On Tuesday, the Environment Centre Northern Territory was in the NTCAT Westpoint Building in Alice Springs, pursuing an urgent stay application against Tamboran Resources’ Beetaloo Basin project.
Former New South Wales opposition climate change and energy minister Adam Searle, on behalf of Johnson Lawyers, represented Environment Centre NT in the hearing.
Mr Searle said the main focus of bringing the stay application was getting Tamboran’s Environment Management Plan reviewed by the Territory’s Environmental Protection Authority.
Mr Searle argued the stay application was in the public interest, and how two reports from Professor Matthew Currell showed a number of risks hydraulic fracking posed to groundwater in Beetaloo Basin.
The hearing heard the two reports were authored in September and October this year, and the previous government did not see them when a decision was made on the basin, Mr Searle said.

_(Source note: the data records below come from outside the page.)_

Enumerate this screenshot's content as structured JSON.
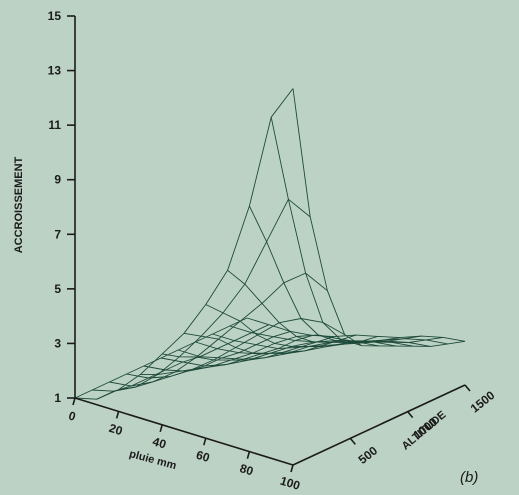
{
  "chart_data": {
    "type": "surface3d",
    "title": "",
    "panel_label": "(b)",
    "zlabel": "ACCROISSEMENT",
    "xlabel": "pluie mm",
    "ylabel": "ALTITUDE",
    "z_ticks": [
      "1",
      "3",
      "5",
      "7",
      "9",
      "11",
      "13",
      "15"
    ],
    "z_tick_values": [
      1,
      3,
      5,
      7,
      9,
      11,
      13,
      15
    ],
    "x_ticks": [
      "0",
      "20",
      "40",
      "60",
      "80",
      "100"
    ],
    "x_tick_values": [
      0,
      20,
      40,
      60,
      80,
      100
    ],
    "y_ticks": [
      "500",
      "1000",
      "1500"
    ],
    "y_tick_values": [
      500,
      1000,
      1500
    ],
    "zlim": [
      1,
      15
    ],
    "xlim": [
      0,
      100
    ],
    "ylim": [
      0,
      1500
    ],
    "surface": {
      "x": [
        0,
        10,
        20,
        30,
        40,
        50,
        60,
        70,
        80,
        90,
        100
      ],
      "y": [
        0,
        150,
        300,
        450,
        600,
        750,
        900,
        1050,
        1200,
        1350,
        1500
      ],
      "z": [
        [
          1.0,
          1.2,
          1.8,
          2.6,
          3.6,
          4.6,
          5.9,
          7.4,
          10.0,
          13.5,
          14.8
        ],
        [
          1.0,
          1.2,
          1.6,
          2.3,
          3.2,
          4.2,
          5.3,
          6.6,
          8.4,
          10.2,
          9.8
        ],
        [
          1.0,
          1.1,
          1.5,
          2.1,
          2.9,
          3.8,
          4.7,
          5.6,
          6.6,
          7.2,
          6.8
        ],
        [
          1.0,
          1.1,
          1.4,
          1.9,
          2.5,
          3.2,
          3.9,
          4.6,
          5.0,
          5.1,
          4.9
        ],
        [
          1.0,
          1.1,
          1.3,
          1.7,
          2.2,
          2.7,
          3.3,
          3.8,
          4.1,
          4.2,
          4.2
        ],
        [
          1.0,
          1.1,
          1.2,
          1.5,
          1.9,
          2.4,
          2.9,
          3.3,
          3.6,
          3.8,
          3.9
        ],
        [
          1.0,
          1.0,
          1.2,
          1.4,
          1.7,
          2.1,
          2.6,
          3.0,
          3.3,
          3.5,
          3.6
        ],
        [
          1.0,
          1.0,
          1.1,
          1.3,
          1.6,
          1.9,
          2.3,
          2.7,
          3.0,
          3.2,
          3.3
        ],
        [
          1.0,
          1.0,
          1.1,
          1.2,
          1.5,
          1.8,
          2.1,
          2.4,
          2.7,
          2.9,
          3.0
        ],
        [
          1.0,
          1.0,
          1.1,
          1.2,
          1.4,
          1.7,
          1.9,
          2.2,
          2.5,
          2.7,
          2.8
        ],
        [
          1.0,
          1.0,
          1.0,
          1.1,
          1.3,
          1.6,
          1.8,
          2.0,
          2.3,
          2.5,
          2.6
        ]
      ]
    }
  }
}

“They weren’t before the EPA, they weren’t before the minister and that’s the basis upon which the stay application is brought,” he said.
Mr Searle said by bringing the stay application ECNT was “not acting in its own interests, it’s acting in a broader representative interest to maintain the integrity of the registry scheme as well as environmental protection”.
Mr Searle also sought no costs for ECNT.
The stay application was brought under the Petroleum Act 1994, with two members from ECNT making the trip the Red Centre to watch the hearing.
ECNT is seeking to use the stay application to pause Tamboran’s environmental management plan while the group seeks to overturn environmental approval granted for Tamboran to drill in Shenandoah South.
In June, Tamboran’s Beetaloo Basin was granted major project status by the then Lawler Labor government.
Representing Tamboran was Hamish Baddeley, who argued the stay application should be dismissed.
He said the NT EPA had already assessed the company’s proposal.
“We’ve got the NT EPA’s advice, and it’s at page 15 in section five (the EPA) assessed this and said ‘that at no stage in the life cycle, including post closure, would the activity (hydraulic fracking) on its own or cumulatively with other activities have a significant impact on the environment’,” he said.
Mr Baddeley also argued the environment management plan showed how the company would conduct operations in a safe manner and remediation works would be undertaken if necessary.
Mr Baddeley also sought much of the hearing to be closed due to a non publication order on third party contracts.
Presiding over the hearing was NTCAT president Mark O’Reilly, who closed the tribunal.
Once the hearing reopened, Lachlan Spargo-Peattie, representing the office of the environment minister, appeared via videolink and gave evidence.
Mr O’Reilly adjourned the matter to hand down a decision at a later date.